According to itineraries the Times-Picayune analyzed November 25, the OLB’s, Corps of Engineers’, and state Transportation Department’s formal 2003 and 2004 inspections of the 101 miles of hurricane barriers were slapdash, half-day affairs. Examiners spent about five hours eyeballing several structures, skipped the doomed 17th Street and London Avenue canals (partially to protect the privacy of then-adjacent, now-homeless, property owners), broke for lunch, and then split.

“The biggest problem that we have in New Orleans is we think [corruption] is fun and games. We think that that’s acceptable behavior,” laments Jim Monaghan Jr., proprietor of Molly’s at the Market, a famous New Orleans saloon that kept regular hours throughout the entire Katrina crisis.
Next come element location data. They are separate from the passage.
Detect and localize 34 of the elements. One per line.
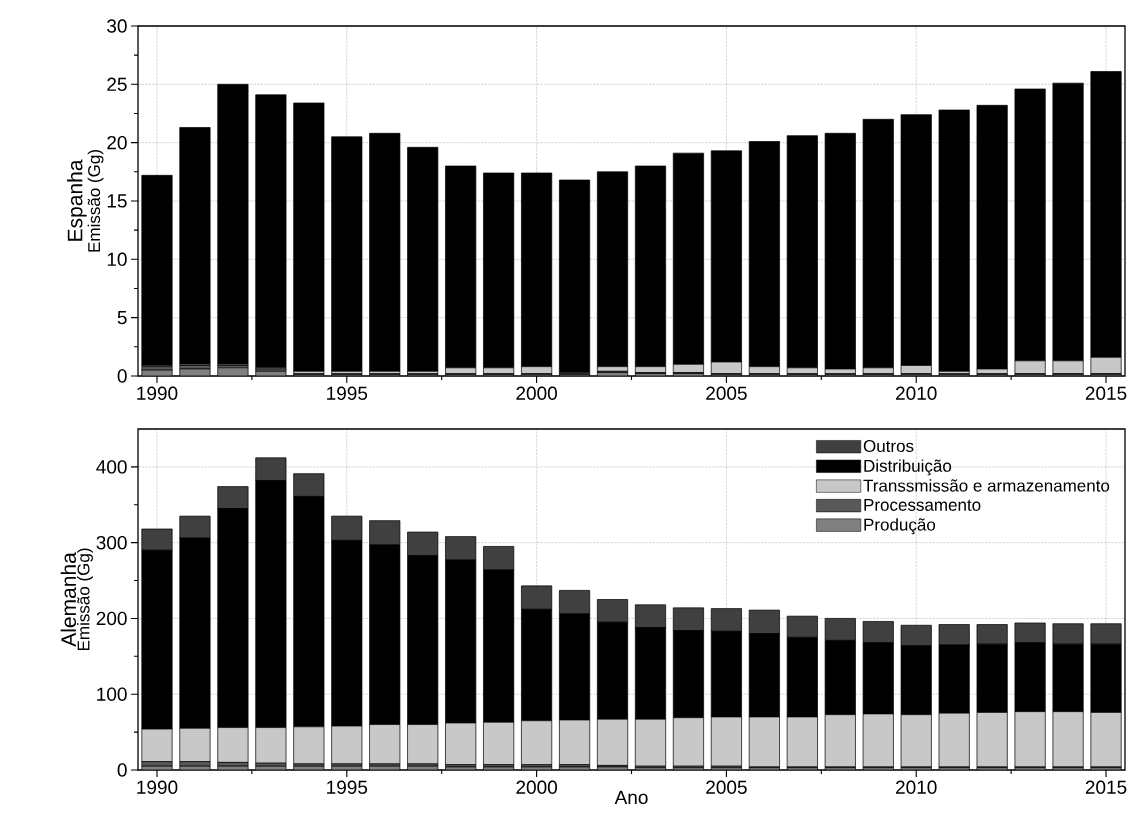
legend-label: Outros bbox=[863, 440, 914, 453]
x-tick-label: 2000 bbox=[516, 386, 557, 400]
y-tick-label: 200 bbox=[96, 611, 127, 626]
y-tick-label: 100 bbox=[97, 687, 127, 701]
y-tick-label: 300 bbox=[96, 535, 127, 550]
y-tick-label: 15 bbox=[107, 194, 127, 208]
x-tick-label: 2005 bbox=[706, 386, 747, 400]
text: Espanha bbox=[67, 159, 87, 241]
x-tick-label: 1990 bbox=[137, 780, 178, 794]
x-axis-title: Ano bbox=[614, 790, 648, 805]
y-tick-label: 30 bbox=[107, 19, 127, 33]
legend-label: Transsmissão e armazenamento bbox=[863, 479, 1110, 492]
x-tick-label: 2005 bbox=[706, 780, 747, 794]
x-tick-label: 1995 bbox=[327, 780, 368, 794]
y-axis-title: Emissão (Gg) bbox=[87, 150, 104, 252]
x-tick-label: 2015 bbox=[1085, 386, 1127, 400]
x-tick-label: 2000 bbox=[516, 780, 557, 794]
text: Alemanha bbox=[60, 552, 77, 647]
x-tick-label: 2010 bbox=[896, 780, 937, 794]
y-tick-label: 20 bbox=[107, 135, 127, 150]
y-axis-title: Emissão (Gg) bbox=[77, 548, 93, 651]
y-tick-label: 400 bbox=[96, 460, 127, 474]
y-tick-label: 25 bbox=[107, 77, 127, 92]
x-tick-label: 2015 bbox=[1085, 780, 1127, 794]
x-tick-label: 1995 bbox=[327, 386, 368, 400]
legend-label: Produção bbox=[864, 518, 936, 535]
y-tick-label: 10 bbox=[107, 252, 127, 267]
legend-label: Distribuição bbox=[864, 459, 952, 476]
y-tick-label: 0 bbox=[117, 369, 127, 383]
y-tick-label: 5 bbox=[117, 311, 127, 325]
x-tick-label: 2010 bbox=[896, 386, 937, 400]
x-tick-label: 1990 bbox=[137, 386, 178, 400]
y-tick-label: 0 bbox=[117, 763, 127, 777]
legend-label: Processamento bbox=[864, 499, 981, 511]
A “major concern is that when the money is allocated to come down here, that it’s not stolen,” Monaghan adds. “That’s the story that the nation should be watching — how these politicians figure out . . . the proper thing to do, not for themselves, and not just for connected constituents, but for everybody.”

Like Monaghan, Americans expect that the billions of federal dollars being sent to Louisiana not be wasted.

If it can manage this, this ever-alluring locale should get the help it deserves to restore its former glory. If not, America’s easily distracted Congress and citizens will wish it well and await a postcard once things are fixed.